The most accurate numerical method is to let the integrator decide for the best step sizes. Then you get the optimal solution between the accuracy through small step sizes and reducing the accumulated rounding errors by a small number of steps.
If you need the output of the trajectory to certain time points an interpolation after the integration is a good strategy. I did not take a look into the code of ODE45 for a long time now, but many other professional integrators do not modify the step size of the integration to meet requested time points for the output, but they re-use the calculated trajectory and the intermediate results from the Runge-Kutta steps for an interpolation.

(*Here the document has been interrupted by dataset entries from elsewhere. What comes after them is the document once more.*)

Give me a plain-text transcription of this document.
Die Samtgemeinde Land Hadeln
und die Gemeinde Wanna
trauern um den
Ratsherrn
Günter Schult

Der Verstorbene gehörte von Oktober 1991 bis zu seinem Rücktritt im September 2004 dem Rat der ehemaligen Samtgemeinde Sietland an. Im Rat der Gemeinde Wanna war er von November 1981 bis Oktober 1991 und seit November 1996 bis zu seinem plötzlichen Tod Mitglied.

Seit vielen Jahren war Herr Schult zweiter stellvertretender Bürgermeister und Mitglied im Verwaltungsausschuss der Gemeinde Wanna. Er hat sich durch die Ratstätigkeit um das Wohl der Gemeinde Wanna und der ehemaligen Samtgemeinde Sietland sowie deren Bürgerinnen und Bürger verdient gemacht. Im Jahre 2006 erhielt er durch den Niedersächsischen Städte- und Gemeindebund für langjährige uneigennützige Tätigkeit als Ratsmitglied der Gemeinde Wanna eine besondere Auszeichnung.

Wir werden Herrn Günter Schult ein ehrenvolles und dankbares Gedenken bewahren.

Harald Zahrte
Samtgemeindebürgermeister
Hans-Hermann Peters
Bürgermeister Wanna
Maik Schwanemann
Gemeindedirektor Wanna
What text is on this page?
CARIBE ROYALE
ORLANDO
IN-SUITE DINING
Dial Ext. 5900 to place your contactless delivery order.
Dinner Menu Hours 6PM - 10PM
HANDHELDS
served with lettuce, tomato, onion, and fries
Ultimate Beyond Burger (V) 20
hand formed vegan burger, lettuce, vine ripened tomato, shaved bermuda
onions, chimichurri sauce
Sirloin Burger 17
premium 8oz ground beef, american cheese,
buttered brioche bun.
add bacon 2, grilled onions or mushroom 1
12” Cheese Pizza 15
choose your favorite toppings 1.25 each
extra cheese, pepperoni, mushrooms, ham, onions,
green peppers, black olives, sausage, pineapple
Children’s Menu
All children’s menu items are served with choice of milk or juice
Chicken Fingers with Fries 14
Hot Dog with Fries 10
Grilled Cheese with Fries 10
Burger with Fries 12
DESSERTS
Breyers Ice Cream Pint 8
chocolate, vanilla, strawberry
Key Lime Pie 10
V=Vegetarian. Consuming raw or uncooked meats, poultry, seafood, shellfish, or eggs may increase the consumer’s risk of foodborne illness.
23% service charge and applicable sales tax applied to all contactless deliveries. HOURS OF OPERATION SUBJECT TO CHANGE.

This means, that your point 3. ist the best choice. To increase the accuracy, reduce the tolerances.
Another approach would be define a tspan to obatin the trajectories to defined time points, and to remove the event times afterwards:
y0 = 0;
tspan0 = 1:1:10;
t0 = 1;
ready = false;
Opt = odeset('event', ???);
tAll = [];
yAll = [];
while ~ready
tspan = [t0, tspan0(tspan0 > t0)];
[t, y] = ode45(@fcn, tspan, y0, Opt);
tAll = cat(1, tAll, t);
yAll = cat(1, yAll, y);
ready = (t(end) == tspan0(end));
if ~ready
y0 = y(end, :);
t0 = t(end);
end
end
Jitter = ~ismembertol(tAll, tspan0);
tAll(Jitter) = [];
yAll(Jitter, :) = [];
So crop tspan in each iteration and remove the irregular time points introduced by the event functions afterwards.